GDPR: How to save €20 million

The countdown for the United Kingdom’s implementation of the General Data Protection Regulation (GDPR) is fast approaching, with almost 12 months to go until 25 May 2018, the date by which affected companies are required to ensure compliance, or face penalties.

The GDPR is the widest-ranging amendment to data protection law in the UK in 20 years, but if your company doesn’t process any data which can identify a living person, or is prepared to face fines of up to €20 million (or, if greater, 4% of the previous year’s global turnover), you may be more relaxed about taking steps to prepare for the GDPR now.

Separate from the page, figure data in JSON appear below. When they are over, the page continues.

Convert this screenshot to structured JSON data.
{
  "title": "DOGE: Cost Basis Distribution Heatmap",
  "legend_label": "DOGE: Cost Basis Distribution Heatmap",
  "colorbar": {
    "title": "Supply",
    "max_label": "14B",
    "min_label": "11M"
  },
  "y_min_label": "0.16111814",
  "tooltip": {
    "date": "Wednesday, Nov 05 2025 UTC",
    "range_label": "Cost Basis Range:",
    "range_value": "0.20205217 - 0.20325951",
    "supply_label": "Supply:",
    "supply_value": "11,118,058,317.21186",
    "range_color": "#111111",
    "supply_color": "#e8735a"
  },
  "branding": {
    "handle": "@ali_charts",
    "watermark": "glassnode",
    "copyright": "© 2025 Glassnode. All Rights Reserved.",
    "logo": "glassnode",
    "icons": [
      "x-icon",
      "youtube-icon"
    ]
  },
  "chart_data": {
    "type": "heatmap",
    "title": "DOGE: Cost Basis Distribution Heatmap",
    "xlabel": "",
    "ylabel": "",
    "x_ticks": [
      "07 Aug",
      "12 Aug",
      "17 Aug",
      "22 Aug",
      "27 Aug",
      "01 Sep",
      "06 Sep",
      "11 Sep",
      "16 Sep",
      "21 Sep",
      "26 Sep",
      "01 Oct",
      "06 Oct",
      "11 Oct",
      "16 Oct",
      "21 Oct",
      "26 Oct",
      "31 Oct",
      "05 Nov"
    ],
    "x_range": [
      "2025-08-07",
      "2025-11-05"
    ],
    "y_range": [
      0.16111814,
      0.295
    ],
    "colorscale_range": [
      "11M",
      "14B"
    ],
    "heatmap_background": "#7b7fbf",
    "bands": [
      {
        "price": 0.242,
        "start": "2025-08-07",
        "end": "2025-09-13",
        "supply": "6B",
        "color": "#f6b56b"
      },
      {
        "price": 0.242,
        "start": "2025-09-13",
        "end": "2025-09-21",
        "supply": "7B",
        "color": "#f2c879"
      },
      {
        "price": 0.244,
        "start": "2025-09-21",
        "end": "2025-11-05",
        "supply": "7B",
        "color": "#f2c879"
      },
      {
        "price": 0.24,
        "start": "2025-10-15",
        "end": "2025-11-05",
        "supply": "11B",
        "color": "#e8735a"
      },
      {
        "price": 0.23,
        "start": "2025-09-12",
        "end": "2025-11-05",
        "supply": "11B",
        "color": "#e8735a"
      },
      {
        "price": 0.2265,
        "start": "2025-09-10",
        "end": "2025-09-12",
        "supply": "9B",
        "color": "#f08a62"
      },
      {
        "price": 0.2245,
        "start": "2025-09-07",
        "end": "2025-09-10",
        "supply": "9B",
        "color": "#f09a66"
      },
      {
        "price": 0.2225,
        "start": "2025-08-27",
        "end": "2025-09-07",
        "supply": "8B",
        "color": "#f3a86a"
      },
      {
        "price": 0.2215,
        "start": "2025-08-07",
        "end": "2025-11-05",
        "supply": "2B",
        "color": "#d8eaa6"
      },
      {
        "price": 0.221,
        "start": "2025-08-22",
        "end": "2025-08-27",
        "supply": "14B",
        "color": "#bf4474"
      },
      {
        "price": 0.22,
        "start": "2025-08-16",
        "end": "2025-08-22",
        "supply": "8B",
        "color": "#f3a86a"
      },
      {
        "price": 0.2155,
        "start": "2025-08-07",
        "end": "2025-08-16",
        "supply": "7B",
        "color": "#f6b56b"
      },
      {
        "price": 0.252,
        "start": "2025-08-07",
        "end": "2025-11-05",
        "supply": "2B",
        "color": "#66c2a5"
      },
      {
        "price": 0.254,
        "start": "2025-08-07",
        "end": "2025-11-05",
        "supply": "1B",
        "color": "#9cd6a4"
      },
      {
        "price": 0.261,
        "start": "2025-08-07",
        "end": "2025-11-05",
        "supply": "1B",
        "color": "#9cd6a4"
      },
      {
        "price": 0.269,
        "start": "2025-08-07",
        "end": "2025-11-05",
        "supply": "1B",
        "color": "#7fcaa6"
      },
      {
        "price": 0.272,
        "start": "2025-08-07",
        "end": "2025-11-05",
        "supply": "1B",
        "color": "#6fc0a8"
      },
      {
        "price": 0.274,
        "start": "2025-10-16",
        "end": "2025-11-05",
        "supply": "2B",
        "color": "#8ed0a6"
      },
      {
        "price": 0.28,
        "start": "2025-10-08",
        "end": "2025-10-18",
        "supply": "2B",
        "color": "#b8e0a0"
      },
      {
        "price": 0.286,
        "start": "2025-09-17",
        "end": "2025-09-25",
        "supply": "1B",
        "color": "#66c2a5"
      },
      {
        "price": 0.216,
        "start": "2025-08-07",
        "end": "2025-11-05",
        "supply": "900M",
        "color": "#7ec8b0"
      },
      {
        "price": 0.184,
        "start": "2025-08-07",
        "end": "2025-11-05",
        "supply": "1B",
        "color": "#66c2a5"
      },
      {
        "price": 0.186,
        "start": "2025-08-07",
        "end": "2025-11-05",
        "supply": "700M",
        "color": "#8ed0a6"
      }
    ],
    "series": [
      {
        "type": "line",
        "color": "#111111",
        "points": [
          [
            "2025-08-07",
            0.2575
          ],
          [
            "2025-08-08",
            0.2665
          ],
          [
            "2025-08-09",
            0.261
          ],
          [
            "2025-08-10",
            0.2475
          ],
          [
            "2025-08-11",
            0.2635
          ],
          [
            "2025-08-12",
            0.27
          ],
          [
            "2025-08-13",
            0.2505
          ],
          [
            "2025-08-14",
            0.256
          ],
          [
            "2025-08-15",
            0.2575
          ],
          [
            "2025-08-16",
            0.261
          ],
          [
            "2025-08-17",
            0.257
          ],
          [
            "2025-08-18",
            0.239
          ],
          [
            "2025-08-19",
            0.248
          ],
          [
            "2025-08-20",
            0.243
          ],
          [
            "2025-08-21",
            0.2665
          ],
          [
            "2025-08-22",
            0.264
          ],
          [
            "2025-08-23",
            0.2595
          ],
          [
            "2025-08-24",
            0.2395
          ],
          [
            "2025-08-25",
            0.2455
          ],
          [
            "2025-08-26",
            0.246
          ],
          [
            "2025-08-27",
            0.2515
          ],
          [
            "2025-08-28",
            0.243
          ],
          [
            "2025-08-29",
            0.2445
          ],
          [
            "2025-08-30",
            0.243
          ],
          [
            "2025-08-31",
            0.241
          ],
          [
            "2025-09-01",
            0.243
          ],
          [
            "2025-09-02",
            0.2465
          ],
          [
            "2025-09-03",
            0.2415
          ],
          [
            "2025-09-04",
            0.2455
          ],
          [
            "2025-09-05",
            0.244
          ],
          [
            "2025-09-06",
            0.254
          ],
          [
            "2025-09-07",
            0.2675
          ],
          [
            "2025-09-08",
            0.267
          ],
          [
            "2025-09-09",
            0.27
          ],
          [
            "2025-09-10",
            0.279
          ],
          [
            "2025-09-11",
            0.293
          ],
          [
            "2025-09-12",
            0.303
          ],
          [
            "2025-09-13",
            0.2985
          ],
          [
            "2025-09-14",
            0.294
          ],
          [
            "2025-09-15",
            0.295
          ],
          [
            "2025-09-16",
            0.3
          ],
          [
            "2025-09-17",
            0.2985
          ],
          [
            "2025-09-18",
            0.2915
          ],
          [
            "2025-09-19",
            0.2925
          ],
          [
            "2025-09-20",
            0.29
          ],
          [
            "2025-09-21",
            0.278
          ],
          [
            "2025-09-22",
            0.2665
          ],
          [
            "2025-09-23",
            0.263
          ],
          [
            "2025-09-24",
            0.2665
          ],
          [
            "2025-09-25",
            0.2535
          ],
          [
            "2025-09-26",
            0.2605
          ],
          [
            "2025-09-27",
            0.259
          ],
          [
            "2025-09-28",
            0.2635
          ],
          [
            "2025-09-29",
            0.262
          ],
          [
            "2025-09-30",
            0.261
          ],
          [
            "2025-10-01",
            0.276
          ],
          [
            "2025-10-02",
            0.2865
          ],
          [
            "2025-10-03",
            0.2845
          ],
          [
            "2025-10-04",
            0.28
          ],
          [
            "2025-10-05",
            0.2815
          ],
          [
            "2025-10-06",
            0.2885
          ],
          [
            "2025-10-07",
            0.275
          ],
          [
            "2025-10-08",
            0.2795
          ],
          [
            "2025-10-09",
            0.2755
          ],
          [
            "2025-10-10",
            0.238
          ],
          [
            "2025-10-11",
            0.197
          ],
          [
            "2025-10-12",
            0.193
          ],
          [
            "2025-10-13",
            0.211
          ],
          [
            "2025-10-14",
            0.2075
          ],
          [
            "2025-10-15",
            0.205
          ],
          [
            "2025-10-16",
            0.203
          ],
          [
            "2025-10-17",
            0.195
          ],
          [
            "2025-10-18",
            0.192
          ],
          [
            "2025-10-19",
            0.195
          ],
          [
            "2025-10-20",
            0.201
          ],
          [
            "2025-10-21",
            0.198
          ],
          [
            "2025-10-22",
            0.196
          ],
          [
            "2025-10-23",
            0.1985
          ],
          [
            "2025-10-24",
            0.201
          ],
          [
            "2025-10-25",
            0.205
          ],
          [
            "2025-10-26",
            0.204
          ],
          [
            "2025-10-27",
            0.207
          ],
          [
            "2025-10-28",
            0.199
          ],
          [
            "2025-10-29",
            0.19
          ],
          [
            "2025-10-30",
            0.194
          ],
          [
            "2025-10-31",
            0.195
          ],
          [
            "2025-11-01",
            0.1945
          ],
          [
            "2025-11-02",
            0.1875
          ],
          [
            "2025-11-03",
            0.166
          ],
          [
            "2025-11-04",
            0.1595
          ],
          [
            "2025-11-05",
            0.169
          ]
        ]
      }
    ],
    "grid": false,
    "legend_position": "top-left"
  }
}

In light of the UK’s impending Brexit, it is worth noting that this is likely to be one area of law which will remain unaffected by the UK’s departure, as any entity which trades in the European Union will be required to comply with GDPR. Thinking back to the referendum some 11 months ago, the May 2018 deadline won’t take long to arrive, so the time to start preparing is now, or very soon.

Those companies confident of their compliance with the requirements of the Data Protection Act 1998 are in a good position, but are not free from having to take further action. The main changes introduced by the GDPR include:

  • Maximum Fines are being increased so that, depending on the nature of the breach, companies could be fined up to €20 million (or, if greater, 4% of the previous year’s global turnover) or up to €10 million (or, if greater, 2% of the previous year’s global turnover). This is increasing from the current fine cap of £0.5 million;


  • Consent to processing must now be given explicitly and affirmatively. This will likely remove the ability to rely on silence or inactivity (such as failing to tick a box) to prove consent to the processing of data. Consent may also be withdrawn at any time, and must not be used as a pre-condition for a contract for which data processing isn’t necessary;


  • Data Processors (being those who are processing data on behalf of another entity) will now be subject to compliance requirements too; and


  • Subject Access Requests must be complied within 1 month, instead of within 40 days.

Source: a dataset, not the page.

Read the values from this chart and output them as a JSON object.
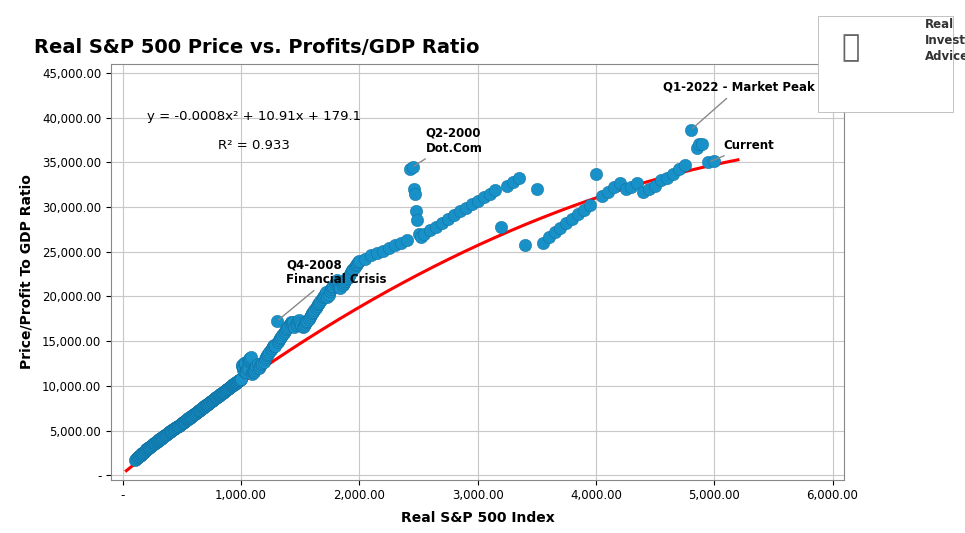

This change of law is likely to affect the overwhelming majority of companies in the UK and entails far more changes than are set out here. However, when it is implemented, its boundaries will no doubt be tested before the courts.

If the prospect of being a test case (with €20 million riding on it) doesn’t sound attractive, there is still sufficient time to start asking: what data you hold; why you have it; what budget needs to be allocated to implement all the changes required; and what do the data protection (and liability cap) clauses in your current contracts say?

May 2018 may seem far off, but there is no time like the present.

While great care has been taken in the preparation of the content of this article, it does not purport to be a comprehensive statement of the relevant law and full professional advice should be taken before any action is taken in reliance on any item covered.